5 Professor Abby Dernburg page 5 of 7 In this lab, we will try to identify the cellular locations of several different GFP fusion proteins by co-staining the transfected cells with fluorescent vital stains that localize to known organelles in living cells. These stains have been chosen to fluoresce at different wavelengths than GFP, so that they can be imaged in the same cells using different filters and compared to the GFP localization. Ceramide should localize to the Golgi apparatus under appropriate conditions Transferrin is taken up by receptor-mediated endocytosis. It should concentrate in the RECYCLING EN- DOSOME before being returned to the cell surface.

6 Professor Abby Dernburg page 6 of 7 Mitotracker Red is not fluorescent by itself. It is membrane-permeant, meaning that it will go through the plasma membrane and into other cellular organelles. Inside the environment of a mitochondrion, it becomes oxidized, which makes it become fluorescent. It also gets trapped in the mitochondrion - it can no longer diffuse out into other parts of the cell. The mechanism by which ER-Tracker concentrates in the Endoplasmic Reticulum is not well understood. We are using ER-Tracker Blue-White DPX, which is excited by UV light and has a blue emission maximum, so you can see it with the same filter sets you have used for Hoechst dye. All of the other vital stains in this lab have red emission maxima, so they can be combined with Hoecst if desired.

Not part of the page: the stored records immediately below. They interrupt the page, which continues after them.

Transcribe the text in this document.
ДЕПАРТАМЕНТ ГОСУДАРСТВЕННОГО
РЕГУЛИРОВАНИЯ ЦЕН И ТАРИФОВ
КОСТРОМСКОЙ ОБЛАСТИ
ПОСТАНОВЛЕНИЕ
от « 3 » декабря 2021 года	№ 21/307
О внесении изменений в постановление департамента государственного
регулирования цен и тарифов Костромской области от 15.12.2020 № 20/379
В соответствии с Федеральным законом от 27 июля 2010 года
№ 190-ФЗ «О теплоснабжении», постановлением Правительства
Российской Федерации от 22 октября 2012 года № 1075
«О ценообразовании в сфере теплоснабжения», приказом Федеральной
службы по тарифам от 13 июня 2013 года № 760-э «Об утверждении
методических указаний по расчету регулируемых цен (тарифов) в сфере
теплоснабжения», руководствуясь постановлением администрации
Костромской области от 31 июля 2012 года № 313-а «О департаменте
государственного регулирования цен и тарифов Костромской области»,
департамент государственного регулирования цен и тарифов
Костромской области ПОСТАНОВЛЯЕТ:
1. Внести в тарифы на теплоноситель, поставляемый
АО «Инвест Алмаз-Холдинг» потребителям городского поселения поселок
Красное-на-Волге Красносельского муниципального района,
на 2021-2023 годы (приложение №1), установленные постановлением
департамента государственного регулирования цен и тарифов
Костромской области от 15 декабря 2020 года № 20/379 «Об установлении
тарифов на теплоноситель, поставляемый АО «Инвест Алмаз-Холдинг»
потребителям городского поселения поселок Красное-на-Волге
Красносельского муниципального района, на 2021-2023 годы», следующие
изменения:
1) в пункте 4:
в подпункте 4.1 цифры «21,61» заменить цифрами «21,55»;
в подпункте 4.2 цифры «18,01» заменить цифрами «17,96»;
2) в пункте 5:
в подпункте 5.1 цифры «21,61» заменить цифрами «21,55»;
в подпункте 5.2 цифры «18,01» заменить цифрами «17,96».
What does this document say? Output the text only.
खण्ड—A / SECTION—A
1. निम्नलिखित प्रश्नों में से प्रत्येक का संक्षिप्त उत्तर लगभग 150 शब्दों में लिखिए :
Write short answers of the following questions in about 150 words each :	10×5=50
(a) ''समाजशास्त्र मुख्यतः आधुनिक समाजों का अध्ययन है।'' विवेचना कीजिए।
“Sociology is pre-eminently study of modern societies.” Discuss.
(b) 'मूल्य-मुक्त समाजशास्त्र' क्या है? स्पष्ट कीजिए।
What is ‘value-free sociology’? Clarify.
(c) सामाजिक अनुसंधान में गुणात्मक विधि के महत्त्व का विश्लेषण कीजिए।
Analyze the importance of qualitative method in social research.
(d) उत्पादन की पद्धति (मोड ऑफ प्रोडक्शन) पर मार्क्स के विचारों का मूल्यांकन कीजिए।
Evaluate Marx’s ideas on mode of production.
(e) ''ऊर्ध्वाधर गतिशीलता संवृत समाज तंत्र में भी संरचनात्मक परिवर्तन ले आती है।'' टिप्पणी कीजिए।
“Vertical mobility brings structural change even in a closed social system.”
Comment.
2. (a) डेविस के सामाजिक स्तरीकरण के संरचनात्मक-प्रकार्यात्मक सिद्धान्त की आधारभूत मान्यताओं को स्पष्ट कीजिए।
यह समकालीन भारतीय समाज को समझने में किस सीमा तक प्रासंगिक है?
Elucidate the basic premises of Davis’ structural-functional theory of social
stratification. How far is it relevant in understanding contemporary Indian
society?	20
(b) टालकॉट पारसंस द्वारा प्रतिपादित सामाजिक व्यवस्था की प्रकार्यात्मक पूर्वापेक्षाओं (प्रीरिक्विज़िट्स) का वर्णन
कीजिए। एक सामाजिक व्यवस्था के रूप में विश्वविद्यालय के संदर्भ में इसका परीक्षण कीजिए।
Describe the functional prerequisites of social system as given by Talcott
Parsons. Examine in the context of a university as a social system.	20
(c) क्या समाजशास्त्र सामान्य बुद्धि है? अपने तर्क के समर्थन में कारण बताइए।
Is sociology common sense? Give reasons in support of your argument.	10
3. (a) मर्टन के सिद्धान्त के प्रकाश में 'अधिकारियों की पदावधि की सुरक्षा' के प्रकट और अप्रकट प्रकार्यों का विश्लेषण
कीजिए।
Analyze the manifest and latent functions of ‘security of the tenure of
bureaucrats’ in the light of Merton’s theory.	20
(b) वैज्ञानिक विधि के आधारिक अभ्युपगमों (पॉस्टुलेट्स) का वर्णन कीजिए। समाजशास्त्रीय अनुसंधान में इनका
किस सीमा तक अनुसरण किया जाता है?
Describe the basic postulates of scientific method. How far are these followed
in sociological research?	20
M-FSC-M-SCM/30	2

7 Analysis of protein targeting in living Professor Abby Dernburg page 7 of 7 The major technical challenges faced in this lab are related to the fact that we are looking at living cells. This means you will need to be conscious about: 1. Photobleaching 2. Cellular autofluorescence (which gets worse as cells start to die). 3. Bleedthrough fluorescence (detection of a fluorescent emission signal using the wrong filter sets) - understand why this happens! 4. Nonspecific labeling - can occur if vital stains are used at the wrong concentrations or the conditions are inappropriate - or cells are dying 5. Data management - you have five different vital stains and four different fluorescent fusion proteins, and (along with your labmates) you should try to record images of all 20 possible combinations - Bleed-through fluorescence can often be differentiated from real signal by its color - this requires your eyes, since the camera doesn t detect color.